Esta equipa não pode ter um treinador, tem de ter um espírito que preside a tudo isto, que temos um bom sistema de saúde e não o podemos perder. Da discussão vai nascer a solução, não há um mágico ou um líder que a tenha. São essas ideias que depois, e aí sim podia dizer que é esse o treinador, serão adotadas por aqueles que amanhã têm a responsabilidade de fazer opções, que estão nos partidos políticos, porque o que os partidos fazem emana da nossa responsabilidade, da nossa cidadania. Eu acho que quem vai ter esse papel agora, na fase seguinte, são os decisores políticos, que em cima das ideias que estamos a criar vão ter tomar uma decisão. Mas nós estamos a facilitar-lhes a vida, estamos a dar-lhes a informação, somos os especialistas que estamos no terreno.
Mas mantendo as metáforas futebolísticas, e também tendo em conta a sua experiência, que já esteve em campo, foi presidente do Infarmed, foi secretário de Estado da Saúde, o ministro das Finanças é um árbitro que puxa demasiado pelo cartão vermelho? Tem demasiada importância na área?
Tem e acho que deve ter sempre, não devemos diabolizar funções, todos somos necessários. Eu sou cirurgião e tenho uma equipa, tenho um anestesista que está sempre a ralhar comigo se eu saio das regras para manter a segurança do doente, tenho a enfermeira instrumentista, etc. Governar um país e governar a saúde é também um trabalho de equipa, temos de ter alguém com as preocupações financeiras e económicas, sabemos que os recursos não são infinitos, temos de ter alguém a acender a luz de alerta. Mas temos também de ter alguém que não tem que ter essa preocupação, que tem que ter em conseguir o mais possível para os doentes. Onde nasce a solução disto? Na confluência das duas forças de forma equilibrada. Às vezes porque acontecem alguns episódios diabolizamos logo o árbitro. Eu acho que não. Voltando ao futebol. O guarda-redes está sempre a chatear os defesas para se posicionarem, mas não é inimigo dos defesas, quer que eles defendam bem e quer que passem a bola para a frente para que os outros marquem golo. Cada um tem funções distintas, mas todos querem o mesmo. E com isto não quero estar a branquear ninguém, nem quero estar a apoiar esta solução governativa. É só porque estou animado de um grande espírito de cidadania. Temos um desafio lançado pelo Presidente da República, neste sentido o que tenho dito é: não vejo dificuldades inultrapassáveis no sistema. Vejo coisas próprias do dia-a-dia, mas não vejo nenhuma incompatibilidade entre as Finanças e a Saúde, as Finanças cumprem o seu papel, fazer com que os recursos cheguem para tudo e para todos. E depois há o emprego do outro, o que governa a Saúde, que é fazer chegar a todos os portugueses o melhor possível. Portanto, todos os dias há um jogo entre os dois, em que uma vez sobrepõe-se mais um, outra vez sobrepõe-se mais o outro.

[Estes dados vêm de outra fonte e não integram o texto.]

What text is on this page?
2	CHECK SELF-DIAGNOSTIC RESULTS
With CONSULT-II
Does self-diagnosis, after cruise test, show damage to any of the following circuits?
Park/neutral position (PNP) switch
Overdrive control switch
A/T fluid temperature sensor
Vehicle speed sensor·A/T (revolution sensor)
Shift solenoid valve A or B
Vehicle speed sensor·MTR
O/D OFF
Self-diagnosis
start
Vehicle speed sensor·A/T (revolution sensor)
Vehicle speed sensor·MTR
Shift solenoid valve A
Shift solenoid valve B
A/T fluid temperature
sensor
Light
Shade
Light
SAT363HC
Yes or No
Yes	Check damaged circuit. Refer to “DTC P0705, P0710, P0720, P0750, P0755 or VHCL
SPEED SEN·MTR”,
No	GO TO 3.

Já disse mais de uma vez que esta não é a sua solução de governo, mas teve de trabalhar com o ministro, nomeadamente na candidatura à Agência Europeia do Medicamento. Como foi esse trabalho e como é a sua relação com Adalberto Campos Fernandes?

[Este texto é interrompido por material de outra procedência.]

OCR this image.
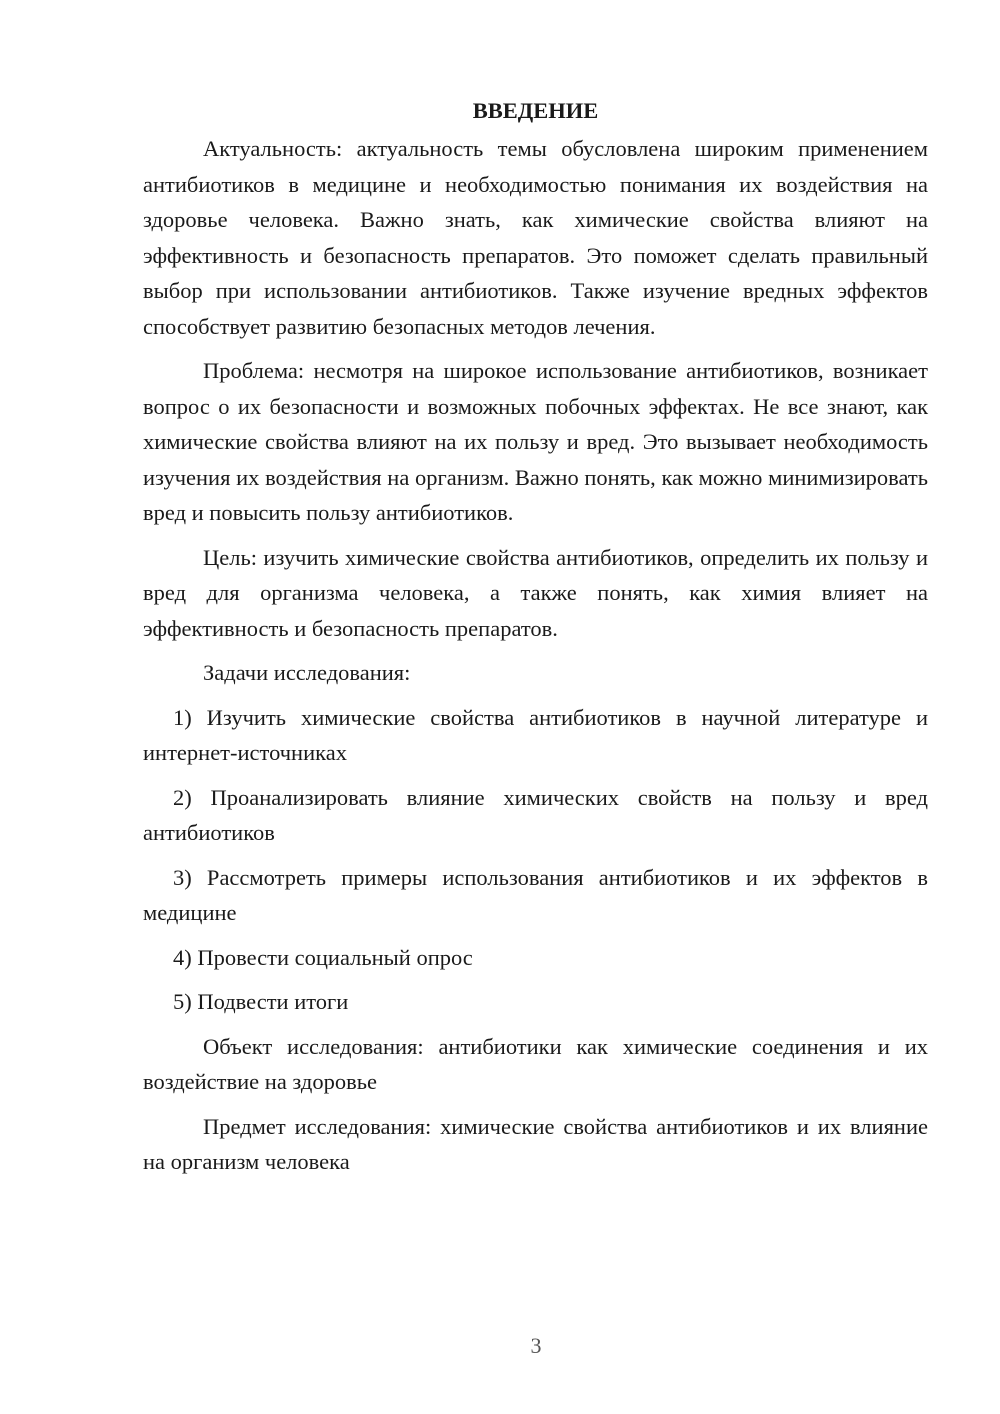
ВВЕДЕНИЕ

Актуальность: актуальность темы обусловлена широким применением антибиотиков в медицине и необходимостью понимания их воздействия на здоровье человека. Важно знать, как химические свойства влияют на эффективность и безопасность препаратов. Это поможет сделать правильный выбор при использовании антибиотиков. Также изучение вредных эффектов способствует развитию безопасных методов лечения.

Проблема: несмотря на широкое использование антибиотиков, возникает вопрос о их безопасности и возможных побочных эффектах. Не все знают, как химические свойства влияют на их пользу и вред. Это вызывает необходимость изучения их воздействия на организм. Важно понять, как можно минимизировать вред и повысить пользу антибиотиков.

Цель: изучить химические свойства антибиотиков, определить их пользу и вред для организма человека, а также понять, как химия влияет на эффективность и безопасность препаратов.

Задачи исследования:

1) Изучить химические свойства антибиотиков в научной литературе и интернет-источниках

2) Проанализировать влияние химических свойств на пользу и вред антибиотиков

3) Рассмотреть примеры использования антибиотиков и их эффектов в медицине

4) Провести социальный опрос

5) Подвести итоги

Объект исследования: антибиотики как химические соединения и их воздействие на здоровье

Предмет исследования: химические свойства антибиотиков и их влияние на организм человека

3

Foi uma relação séria, de empenhamento recíproco, e como lhe disse tenho muito respeito pelo ministro. Sei o que ele passa todos os dias para conseguir resolver todos os problemas que tem em cima da mesa, gerir os diferentes desafios e as exigências, como tenho respeito por este governo. Eu sou português, eles estão a fazer o que podem. Não é minha solução, mas eles não são meus inimigos viscerais. Eu preferia outros, mas não estou revoltado com o mundo. Dito isto, estou disponível, como estive sempre, para soluções que sejam servir a melhoria do país. Na altura das eleições é outra questão, mas quem ganhar terá sempre o meu empenhamento.